Of no great importance but thought I would share, Phosphorescence Auric Chloride
[youtube]http://www.youtube.com/watch?v=-u9nSwnMy2M[/youtube]

Screenshot.


----------



## machiavelli976 (Jun 20, 2010)

i don't know... Looks like lens effect over the falling drop. Should be done in full dark.


----------



## Anonymous (Jun 20, 2010)

machiavelli976 said:


> i don't know... Looks like lens effect over the falling drop. Should be done in full dark.



No trickery here, apparently it's the hydrogen and platinum in the auric chloride creating an electric reaction causing the phosphorescence. 

Perhaps one of our chemists could explain the reaction. Or a moderator could delete this entire post as worthless and misleading.


----------



## machiavelli976 (Jun 21, 2010)

this way sounds reasonable. i remember the chemiluminescence of those plastic rods that infested this world years ago. might be a similar lighting mechanism


----------



## Palladium (Jun 21, 2010)

I haven't seen what you are talking about, but i did notice tiny electrical discharges in my ap solution. This was in a 15 gallon plastic drum filled with pins with excessive air pumped through a 5 micron filter bag used as a desperation bladder. The temp was about 55 degs and the lights were off while i was looking at it. I kept seeing something and finally figured it was like tiny lighting flashes. Weird !!!

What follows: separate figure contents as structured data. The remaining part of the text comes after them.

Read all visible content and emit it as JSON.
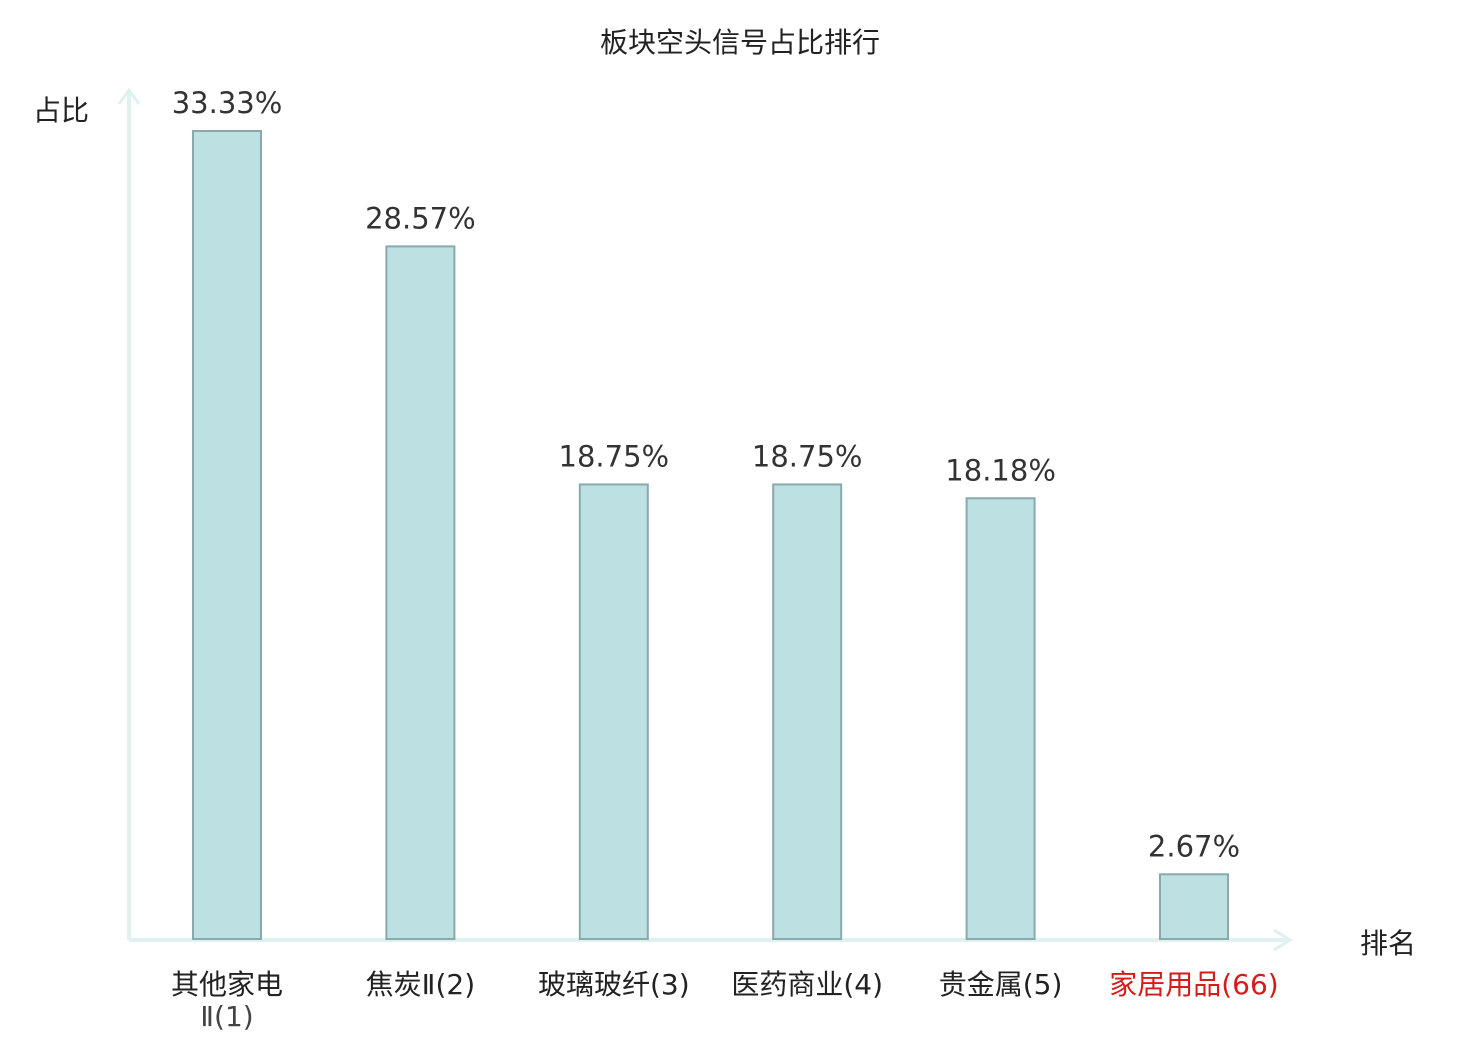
{
  "chart_data": {
    "type": "bar",
    "title": "板块空头信号占比排行",
    "ylabel": "占比",
    "xlabel": "排名",
    "categories": [
      {
        "name": "其他家电Ⅱ",
        "rank": "(1)",
        "line1": "其他家电",
        "line2": "Ⅱ(1)"
      },
      {
        "name": "焦炭Ⅱ",
        "rank": "(2)",
        "line1": "焦炭Ⅱ(2)"
      },
      {
        "name": "玻璃玻纤",
        "rank": "(3)",
        "line1": "玻璃玻纤(3)"
      },
      {
        "name": "医药商业",
        "rank": "(4)",
        "line1": "医药商业(4)"
      },
      {
        "name": "贵金属",
        "rank": "(5)",
        "line1": "贵金属(5)"
      },
      {
        "name": "家居用品",
        "rank": "(66)",
        "line1": "家居用品(66)",
        "highlight": true
      }
    ],
    "values": [
      33.33,
      28.57,
      18.75,
      18.75,
      18.18,
      2.67
    ],
    "value_labels": [
      "33.33%",
      "28.57%",
      "18.75%",
      "18.75%",
      "18.18%",
      "2.67%"
    ],
    "ylim": [
      0,
      35
    ],
    "grid": false,
    "colors": {
      "bar_fill": "#bde0e3",
      "bar_stroke": "#8aa9ad",
      "axis": "#e0f2ef",
      "highlight_text": "#d71a1a"
    }
  }
}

On a different note i saw something the other night that was just as weird. Lightning bugs and H2O2 while i was refining some experimental material. I had a bottle of freshly opened H2O2 and had left the lid off while I went inside to do something. I have a table set up on the back 40 so I don’t have to worry about a fume hood by being outside. The lightings bugs gathered around the top of the bottle like it was candy of something. I put the lid back on and they were gone in 10 minutes. Did it again and it was the same thing. Hummm….


----------



## jimdoc (Jun 21, 2010)

Palladium said:


> The lightings bugs gathered around the top of the bottle like it was candy of something. I put the lid back on and they were gone in 10 minutes. Did it again and it was the same thing. Hummm….



Be careful,they are looking to steal your gold.
How do you think they glow.

Jim


----------



## Palladium (Jun 21, 2010)

jimdoc said:


> Palladium said:
> 
> 
> > The lightings bugs gathered around the top of the bottle like it was candy of something. I put the lid back on and they were gone in 10 minutes. Did it again and it was the same thing. Hummm….
> ...



Between them and the Google bot it's a wonder i can find any. lol


----------



## g_axelsson (Jun 23, 2010)

gustavus said:


> machiavelli976 said:
> 
> 
> > i don't know... Looks like lens effect over the falling drop. Should be done in full dark.
> ...



This is a purely optical effect, When the drop is falling from the filter it forms a perfect sphere that concentrate the light from the window. If it was a chemical process then the filter and the solution should show some glow. 
The camera is placed at the perfect distance from the drop at the focus point for that size of sphere. You should be able to repeat the effect with pure water with similar lightning conditions.

Gustavus was spot on, you should have blocked the light out to prove that it came from the solution and not from the external lighting.

I'm no chemist but I am a physicist.

/Göran


----------



## Lou (Jun 24, 2010)

Goran is right. Phosphorescence would be a completely different decay pathway that is...unlikely to be seen for any aqueous gold solution.


----------